Solved: How to optimize

FredCabral · ‎03-08-2024

Hi all !

I'm new using Intel MKL routines. I have the following function that multiplies two dense matrices:

void multiplyMatrices(double* A, double* B, double* C, int N) {

double alpha = 1.0, beta = 0.0;

cblas_dgemm(CblasRowMajor, CblasNoTrans, CblasNoTrans,

N, N, N, alpha, A, N, B, N, beta, C, N);

}

I compile with the followin flags

g++ -std=c++11 -O3 -I/opt/intel/oneapi/2022/mkl/latest/include c laicoMult.cpp -L/opt/intel/oneapi/2022/mkl/latest/lib/intel64 -Wl,-rpath,/opt/intel/oneapi/mkl/2024.0/lib/intel64 -lmkl_intel_lp64 -lmkl_sequential -lmkl_core -lpthread -lm -ldl -fopenmp -march=native -fopt-info-vec -ffast-math -ftree-vectorize -DARMA_DONT_USE_WRAPPER -o laicoMult

At the moment I'm using a Intel(R) Core(TM) i7-10700 CPU @ 2.90GHz processor with 16GB DDR4.

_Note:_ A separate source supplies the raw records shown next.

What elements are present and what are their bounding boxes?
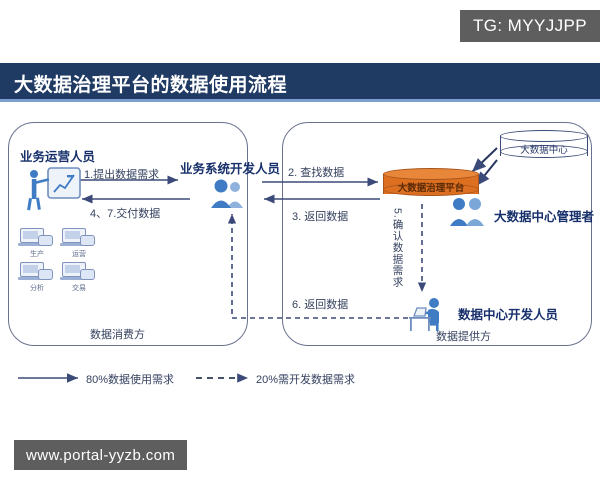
panel-data-provider [282,122,592,346]
developer-team-icon [208,178,248,210]
label-business-operator: 业务运营人员 [20,150,96,164]
desk-worker-icon [404,296,450,332]
label-data-center-manager: 大数据中心管理者 [494,210,595,224]
step-2-label: 2. 查找数据 [288,167,345,179]
title-bar-accent [0,99,600,102]
governance-platform-label: 大数据治理平台 [397,183,465,194]
source-system-label: 运营 [72,251,86,258]
source-system-label: 分析 [30,285,44,292]
step-4-7-label: 4、7.交付数据 [90,208,161,220]
legend-solid-label: 80%数据使用需求 [86,374,175,386]
url-watermark: www.portal-yyzb.com [14,440,188,470]
page-title: 大数据治理平台的数据使用流程 [14,75,288,96]
step-1-label: 1.提出数据需求 [84,169,160,181]
big-data-center-label: 大数据中心 [520,145,568,156]
title-bar [0,63,600,99]
source-system-label: 交易 [72,285,86,292]
manager-pair-icon [448,196,488,228]
source-system-label: 生产 [30,251,44,258]
panel-data-consumer [8,122,248,346]
big-data-center-node: 大数据中心 [500,130,588,162]
governance-platform-node: 大数据治理平台 [383,168,479,200]
step-6-label: 6. 返回数据 [292,299,349,311]
step-5-label: 5.确认数据需求 [391,208,404,288]
legend-dashed-label: 20%需开发数据需求 [256,374,356,386]
label-data-center-developer: 数据中心开发人员 [458,308,559,322]
telegram-watermark: TG: MYYJJPP [460,10,600,42]
label-data-consumer-side: 数据消费方 [90,329,145,341]
presenter-icon [22,166,84,212]
label-data-provider-side: 数据提供方 [436,331,491,343]
label-business-developer: 业务系统开发人员 [180,162,281,176]
step-3-label: 3. 返回数据 [292,211,349,223]
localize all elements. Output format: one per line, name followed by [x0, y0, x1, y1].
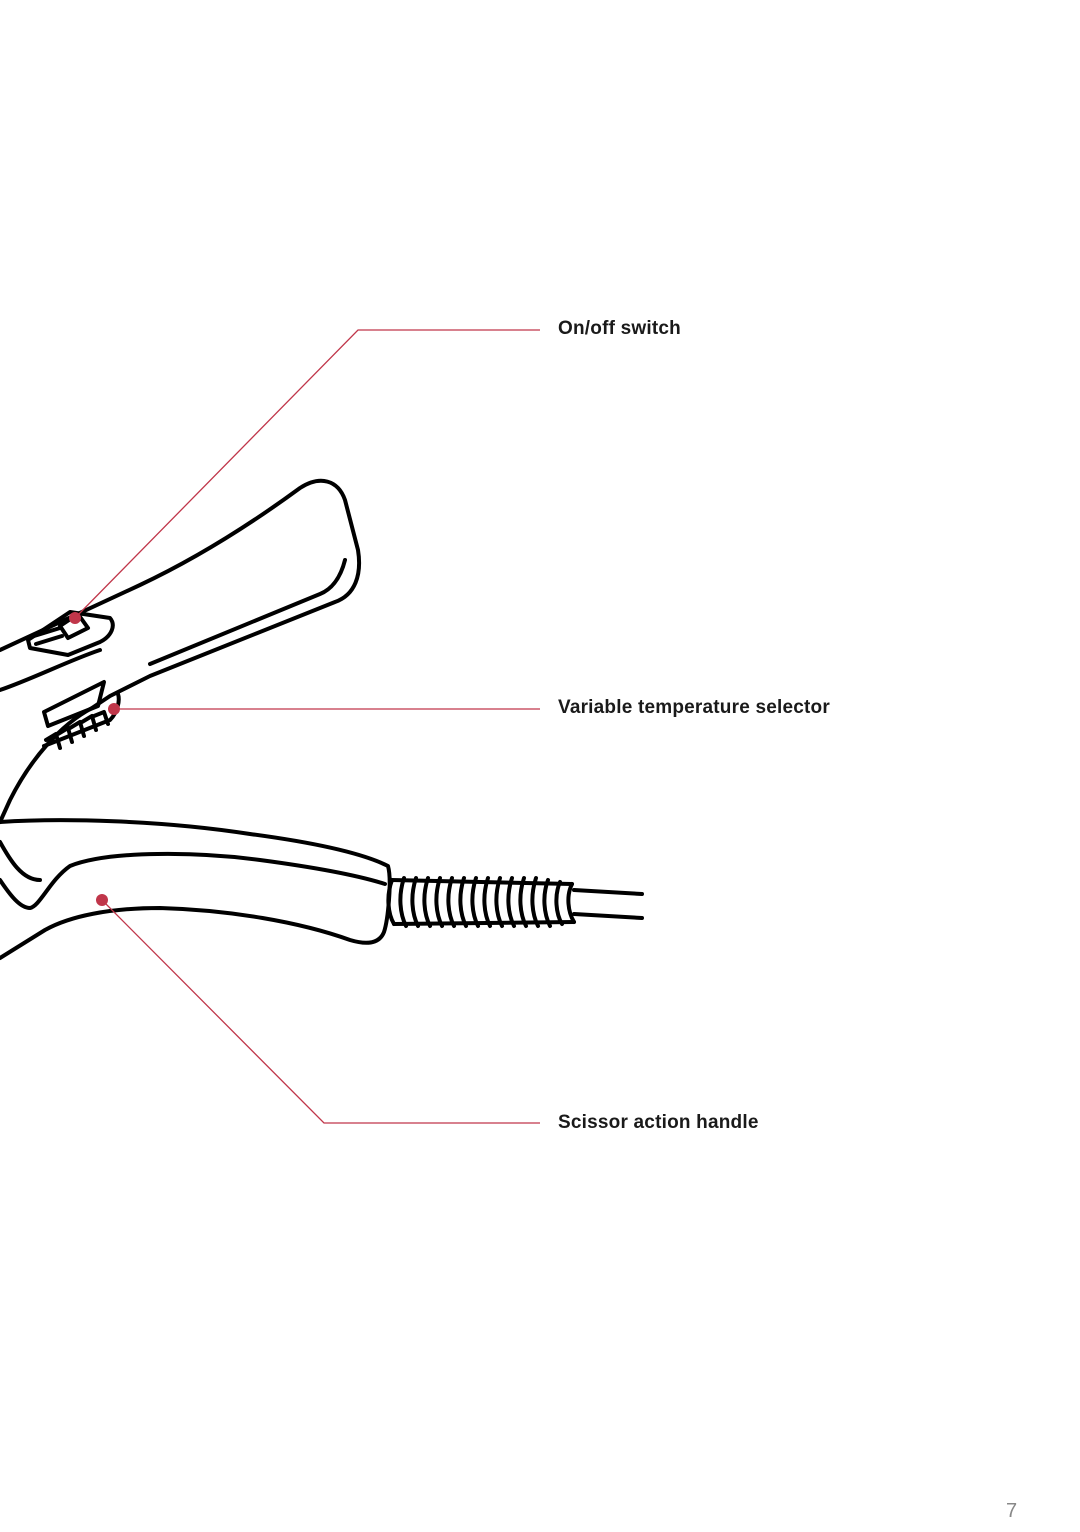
cord-strain-relief — [386, 876, 576, 928]
upper-handle-inner-line — [148, 558, 347, 666]
leader-line-on-off — [74, 329, 540, 619]
leader-line-scissor — [101, 899, 540, 1124]
on-off-switch-label: On/off switch — [558, 318, 681, 339]
temperature-wedge — [42, 680, 106, 728]
temperature-dial-ridges — [44, 710, 110, 750]
switch-housing — [26, 610, 115, 657]
scissor-handle-label: Scissor action handle — [558, 1112, 759, 1133]
switch-lines — [32, 626, 64, 646]
marker-dot-temperature — [108, 703, 120, 715]
power-cord — [572, 888, 644, 920]
marker-dot-on-off — [69, 612, 81, 624]
page-number: 7 — [1006, 1500, 1018, 1522]
marker-dot-scissor — [96, 894, 108, 906]
lower-handle-crease — [0, 840, 42, 882]
temperature-selector-label: Variable temperature selector — [558, 697, 830, 718]
lower-handle-outline — [0, 818, 392, 960]
lower-handle-inner-contour — [0, 851, 387, 910]
upper-handle-lower-edge — [0, 648, 102, 692]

The code is pretty fast but I'd like to know if there is something I could do to make this code faster.

Can anyone help me ?

Thanks in advance !

Gennady_F_Intel · ‎03-11-2024

yes, you could link against threaded version of MKL instead of sequential (-lmkl_sequential ) once. Please check with MKL Linker Adviser ( https://www.intel.com/content/www/us/en/developer/tools/oneapi/onemkl-link-line-advisor.html ) how to link against OpenMP or TBB threaded runtimes. You also might check MKL Developer Guide where you could find out many of such examples.

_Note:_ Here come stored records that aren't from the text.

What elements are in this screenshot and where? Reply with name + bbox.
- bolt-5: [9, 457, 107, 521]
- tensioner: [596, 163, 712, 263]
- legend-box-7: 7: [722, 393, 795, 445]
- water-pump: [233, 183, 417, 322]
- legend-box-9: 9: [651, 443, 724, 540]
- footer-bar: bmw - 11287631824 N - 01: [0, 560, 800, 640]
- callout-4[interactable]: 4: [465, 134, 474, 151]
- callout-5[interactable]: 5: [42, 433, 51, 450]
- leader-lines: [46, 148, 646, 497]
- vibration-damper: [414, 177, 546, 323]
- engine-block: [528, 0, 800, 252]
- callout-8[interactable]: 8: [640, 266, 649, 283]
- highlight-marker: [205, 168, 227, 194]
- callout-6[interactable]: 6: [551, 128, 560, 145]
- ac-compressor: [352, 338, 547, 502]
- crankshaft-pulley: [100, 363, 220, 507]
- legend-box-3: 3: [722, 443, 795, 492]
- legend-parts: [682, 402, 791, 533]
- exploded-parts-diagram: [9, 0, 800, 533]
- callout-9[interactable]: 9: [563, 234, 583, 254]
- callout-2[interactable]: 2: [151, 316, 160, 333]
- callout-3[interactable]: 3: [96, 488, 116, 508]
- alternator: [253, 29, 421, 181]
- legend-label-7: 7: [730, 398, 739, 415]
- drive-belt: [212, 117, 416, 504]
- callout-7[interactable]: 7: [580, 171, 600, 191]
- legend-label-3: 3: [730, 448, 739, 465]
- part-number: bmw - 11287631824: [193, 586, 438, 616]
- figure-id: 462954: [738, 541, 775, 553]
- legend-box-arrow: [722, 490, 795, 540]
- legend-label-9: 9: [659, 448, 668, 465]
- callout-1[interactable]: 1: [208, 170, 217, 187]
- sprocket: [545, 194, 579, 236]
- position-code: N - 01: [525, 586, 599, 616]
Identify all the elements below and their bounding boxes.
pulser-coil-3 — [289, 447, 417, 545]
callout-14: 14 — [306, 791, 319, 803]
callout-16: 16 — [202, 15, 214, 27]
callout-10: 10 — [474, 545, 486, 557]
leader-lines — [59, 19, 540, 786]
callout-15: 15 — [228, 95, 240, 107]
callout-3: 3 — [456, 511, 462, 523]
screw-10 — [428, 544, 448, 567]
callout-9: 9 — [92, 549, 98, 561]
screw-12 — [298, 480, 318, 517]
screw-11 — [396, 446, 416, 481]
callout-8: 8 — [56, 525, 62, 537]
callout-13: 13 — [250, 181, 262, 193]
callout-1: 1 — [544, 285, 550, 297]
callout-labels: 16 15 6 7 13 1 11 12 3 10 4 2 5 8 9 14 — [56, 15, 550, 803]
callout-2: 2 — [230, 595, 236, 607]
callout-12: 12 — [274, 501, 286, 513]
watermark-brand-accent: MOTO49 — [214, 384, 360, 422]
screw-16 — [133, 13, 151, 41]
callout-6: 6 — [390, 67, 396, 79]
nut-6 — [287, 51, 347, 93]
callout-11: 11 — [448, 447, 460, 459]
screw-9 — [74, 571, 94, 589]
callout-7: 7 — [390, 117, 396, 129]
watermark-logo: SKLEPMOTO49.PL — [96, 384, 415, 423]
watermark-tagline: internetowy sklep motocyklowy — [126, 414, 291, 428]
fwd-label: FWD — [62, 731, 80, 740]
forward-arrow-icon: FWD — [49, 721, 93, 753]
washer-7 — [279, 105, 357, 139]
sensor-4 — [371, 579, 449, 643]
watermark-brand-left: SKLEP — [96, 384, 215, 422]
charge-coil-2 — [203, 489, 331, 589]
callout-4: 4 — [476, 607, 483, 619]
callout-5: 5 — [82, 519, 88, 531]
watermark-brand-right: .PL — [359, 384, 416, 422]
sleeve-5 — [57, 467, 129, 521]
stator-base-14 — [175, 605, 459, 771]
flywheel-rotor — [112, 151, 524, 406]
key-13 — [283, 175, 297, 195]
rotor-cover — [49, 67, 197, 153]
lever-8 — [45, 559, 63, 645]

View solution in original post

Gennady_F_Intel · ‎03-11-2024

yes, you could link against threaded version of MKL instead of sequential (-lmkl_sequential ) once. Please check with MKL Linker Adviser ( https://www.intel.com/content/www/us/en/developer/tools/oneapi/onemkl-link-line-advisor.html ) how to link against OpenMP or TBB threaded runtimes. You also might check MKL Developer Guide where you could find out many of such examples.